Regulation of Phosphoinositide Signaling by Scaffolds at Cytoplasmic Membranes
Round 1
Reviewer 1 Report
This is a comprehensive and well-written review focusing on the role of scaffold proteins in the regulation of the PI3K/Akt pathway. As far as I know, the main literature in the field is cited.
I found some minor mistakes in the text:
- line 19 (abstract): PI3K/Akt
- line 36: array
- line 120: stimuli
- line 131: “Scaffolding complexes target the PI3K/Akt pathways to specific compartments” is better.
- line 189: … is a member of the Ras-GAP (GTPase-activating protein) family.
- line 308: there is little evidence..
- line 315: remain
- line 342: indicating
- line 401: a critical role in…
Author Response
Thank you very much for the review and corrections. We have edited our manuscript accordingly.
Reviewer 2 Report
In their review manuscript entitled "Regulation of Phosphoinositide Signaling by Scaffolds at Cytoplasmic Membranes" Tianmu Wen et al discuss the role of scaffold proteins in organizing phosphoinositide (PI) metabolism and signaling. They focus primarily on PI3K/Akt signaling but they also discuss scaffolding complexes to membrane structures that coordinate PI-dependnt vesicle formation, fusion, and reformation during autophagy. The authors highlight their recent high-profile work on MAP4 and IQGAP1 scaffolds in the context of endomembrane PI signaling. The manuscript is well-curated and organized with very informative and elegant figures to illustrate the modes of PI regulation and their functions.

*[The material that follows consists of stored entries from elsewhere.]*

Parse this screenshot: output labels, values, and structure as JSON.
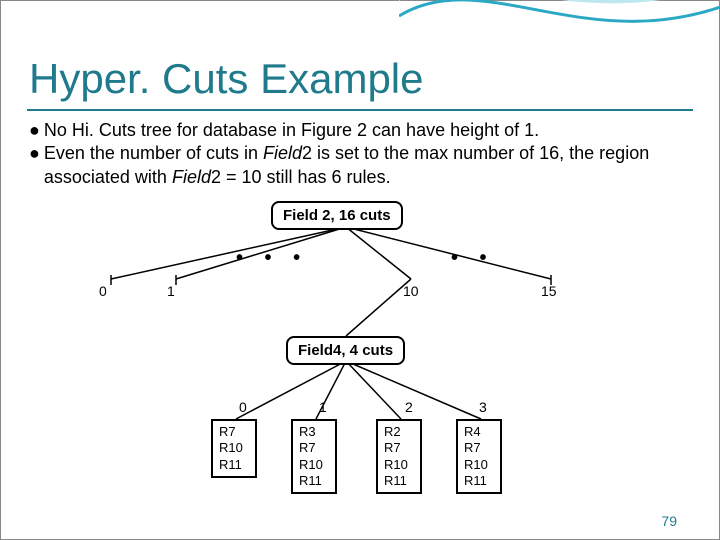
{
  "slide": {
    "title": "Hyper. Cuts Example",
    "page_number": "79"
  },
  "bullets": [
    {
      "pre": "No Hi. Cuts tree for database in Figure 2 can have height of 1."
    },
    {
      "pre": "Even the number of cuts in ",
      "it1": "Field",
      "mid1": "2 is set to the max number of 16, the region associated with ",
      "it2": "Field",
      "post": "2 = 10 still has 6 rules."
    }
  ],
  "diagram": {
    "root_label": "Field 2, 16 cuts",
    "top_edge_labels": [
      "0",
      "1",
      "10",
      "15"
    ],
    "mid_label": "Field4, 4 cuts",
    "bottom_edge_labels": [
      "0",
      "1",
      "2",
      "3"
    ],
    "leaves": [
      [
        "R7",
        "R10",
        "R11"
      ],
      [
        "R3",
        "R7",
        "R10",
        "R11"
      ],
      [
        "R2",
        "R7",
        "R10",
        "R11"
      ],
      [
        "R4",
        "R7",
        "R10",
        "R11"
      ]
    ]
  }
}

I have only four comments and a couple of minor corrections
Comment 1: The authors refer to cytoplasmic or cytosolic PIs in several sections of the manuscript. Examples are cytoplasmic PIs (line 11, abstract), section 2 title, Figure 1 title, PIP3 in the cytosol (line 111), etc... Although I understand the reasoning for using this "terminology" it strikes me as a bit awkward. Furthermore, for the the non-specialist, this terminology may be also misleading, as it would suggest two pools of PIs a cytosolic and a membranous. My suggestion for the authors is to refrain from using the term cytosolic/cytoplasmic for PIs throughtout the text (reduce it substantially).

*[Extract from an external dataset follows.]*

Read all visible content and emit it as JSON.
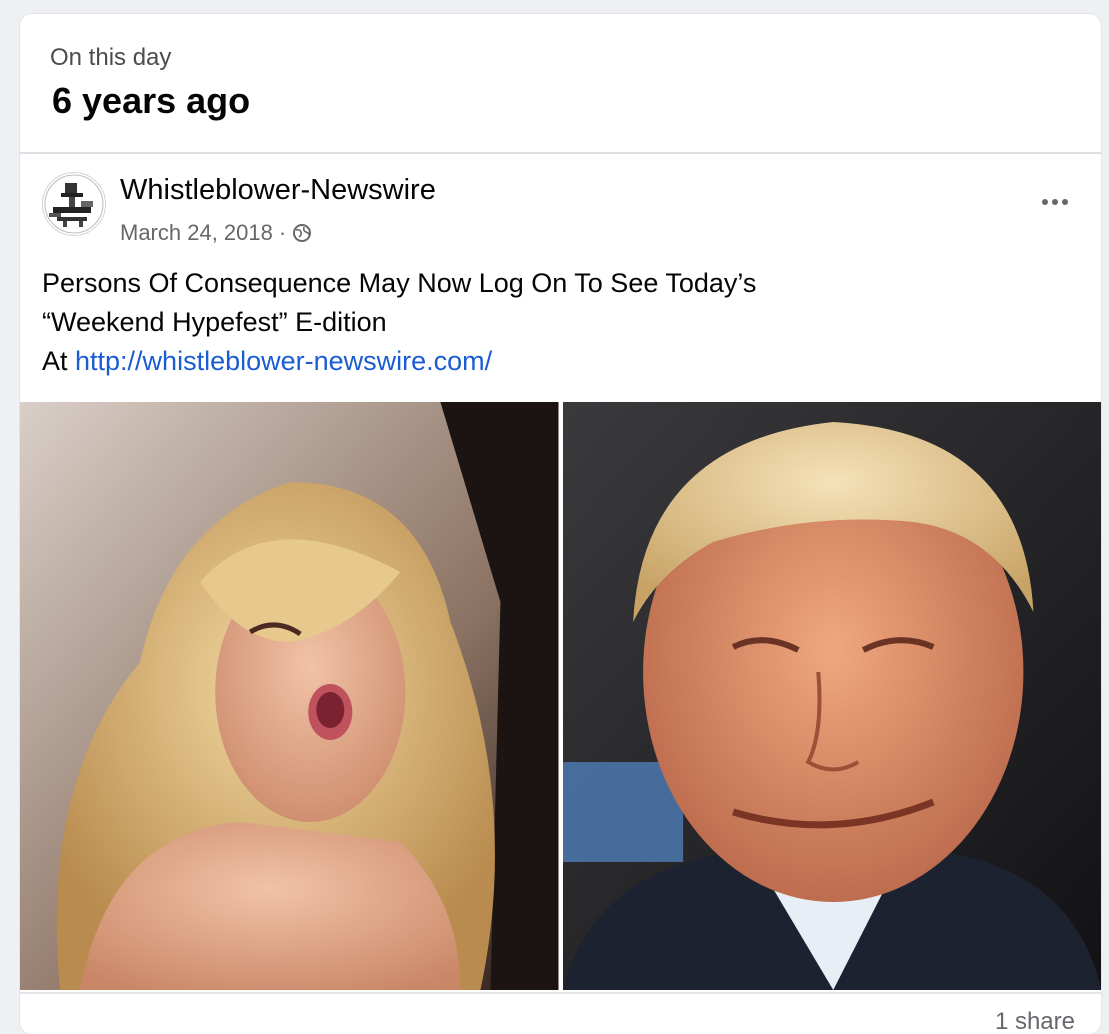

Comment 2: The authors provide a figure for the basic metabolism of PIs (kinases/phosphatases). It would be helpful and relevant if the authors here mention whether some reactions are observed only in vitro with purified enzymes and have not been verified in cells. For example, has direct phosphorylation of PI to PI5P been verified in cells/in vivo? These seems to be no specific reference concerning this.
Comment 3: line 256 and statement on "PIP3 generated largely on endomembranes". In my view, this statement needs to be re-evaluated. The Sato et al Nat Cell BIol paper describes PIP3 on endomembranes using overexpressed fluorescent FRET-based sensors. Using other techniques there has been ample evidence for production of PIP3 on the plasma membrane. For example, a more detailed analysis by Liu et al published in Molecular Cell in 2016 showed that agonist-induced PIP3 is primarily generated on the PM while PI34P2 is generated on both PM and endomembranes (https://doi.org/10.1016/j.molcel.2018.07.035). Thus, in my opinion, the authors should provide a more focused paragraph on PIP3/PI34P2 production on the PM and endosomal membranes. At minimum, this sentence needs to be rephrased and re-referenced to point that PIP3 is also produced on the plasma membrane.
Comment 4. Section 3.5. APPL1 scaffolds Akt2 on endosomes for PI(3,4)P2 activation. Here an introduction of how PI34P2 is formed on endosomes might provide the context. For example, is it via a PI3K class II or a PI3K class I-SHIP2 mode?
Minor corrections
1. Abstract, line 19: correct PI3K?Akt signaling
2. line 411-412, "... it binds to Arfaptin2 and PI3KIIIβ, bringing the complex to autophagic sites, and promoting the generation of PI(4)P". The kinase responsible should probably be PI4KIIIβ not PI3KIIIβ, no?
Author Response
Thank you very much for the review and the comments. These are important points and we revised the manuscript to address them.
For Comment 1, we changed most of the word “cytosolic” to “cytoplasmic”, only using the term “cytosol” when we are referring to non-membrane structures to avoid confusion.
For Comment 2, we cited more research papers and reviews that indicate the cellular activation of the kinases and phosphatase, and mentioned the absence of evidence of cellular activity in the case of PI(3,4)P2synthesized by PI3K from PI(4)P.
For Comment 3, we recognized the research showing the production of PI(3,4,5)P3 on the plasma membrane by rephrasing the sentence and citing the corresponding work.
For Comment 4, we specified the generation pathway of PI(3,4)P2 on endosomes by SHIP2.
For the minor corrections, we edited the manuscript accordingly.